What exactly was I trying to prevent others from trying?

Well, I was assuming that you were participating in the conversation, rather than just seizing upon a sentence and nitpicking.

The conversation was about the role of the free market in health care.

User curt said that the only way to solve health care pricing was through the free market via individual choices. Mikeash said that would only work if we were happy to let people die of treatable diseases. Anonymoushn said that was a distraction, that the market would be fine if people could know prices up front. Grey-area said that predicting costs was basically impossible, so the market-based solution was unworkable.

You jumped in to say that prices were predictable through this new thing we hadn't heard of called "estimation", saying that this solved the problem. The problem, presumably, being how price opacity and unpredictability make a hash of individual-choice market mechanisms.

So I have no idea what you were trying to do, but as far as I can tell, it was either a) pushing people back toward an unworkable market-based solution for health care, thus preventing them from moving toward a solution that doesn't fit with the fundamentalist liberarian ethos so popular on HN, or b) you're doing this: http://xkcd.com/793/.

Given that you ignored the meat of my point twice in a row with nitpicky comments, as well as doing the same to the previous poster, I'm figuring b.

Alternatively just charge everyone the average cost, with no disclaimer.
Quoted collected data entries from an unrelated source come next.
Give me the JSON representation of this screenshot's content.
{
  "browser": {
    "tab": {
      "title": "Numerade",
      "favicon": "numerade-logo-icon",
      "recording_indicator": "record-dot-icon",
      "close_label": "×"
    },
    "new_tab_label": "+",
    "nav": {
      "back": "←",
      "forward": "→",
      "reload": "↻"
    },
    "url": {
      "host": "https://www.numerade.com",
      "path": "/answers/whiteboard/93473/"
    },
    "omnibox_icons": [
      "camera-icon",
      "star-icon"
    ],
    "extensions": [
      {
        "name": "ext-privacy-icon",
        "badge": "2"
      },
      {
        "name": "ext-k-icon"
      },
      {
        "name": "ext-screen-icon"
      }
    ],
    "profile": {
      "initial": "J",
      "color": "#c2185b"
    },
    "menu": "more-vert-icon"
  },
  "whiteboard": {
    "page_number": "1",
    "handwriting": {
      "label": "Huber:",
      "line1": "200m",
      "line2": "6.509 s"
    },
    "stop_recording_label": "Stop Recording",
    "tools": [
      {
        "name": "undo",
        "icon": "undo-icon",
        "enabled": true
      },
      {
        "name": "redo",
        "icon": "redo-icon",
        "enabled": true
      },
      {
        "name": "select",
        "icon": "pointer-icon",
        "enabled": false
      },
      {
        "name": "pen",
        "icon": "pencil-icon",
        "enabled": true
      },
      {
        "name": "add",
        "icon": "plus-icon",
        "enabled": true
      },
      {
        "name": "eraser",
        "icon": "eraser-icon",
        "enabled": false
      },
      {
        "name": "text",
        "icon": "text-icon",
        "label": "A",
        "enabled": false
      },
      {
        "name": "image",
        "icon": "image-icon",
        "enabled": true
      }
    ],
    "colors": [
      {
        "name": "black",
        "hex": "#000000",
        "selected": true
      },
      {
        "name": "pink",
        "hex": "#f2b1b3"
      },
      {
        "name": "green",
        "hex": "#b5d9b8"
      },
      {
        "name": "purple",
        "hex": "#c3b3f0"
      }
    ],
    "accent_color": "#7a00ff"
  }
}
In fact you can do that before the need for care is even known, and you can call it insurance.

Tell me my surgery will cost $100,000 at hospital X and $200,000 at hospital Y (both of which are close to me and staffed with competent employees). It won't influence my decision as long as my insurance company doesn't care. I'll pick based on the doctor and the insurance company can negotiate either bill (down to a very similar level, I presume).

If I don't have insurance, I may be swayed by the $100,000 price, but either way they'll have to sue me to get all of the money that they ask for.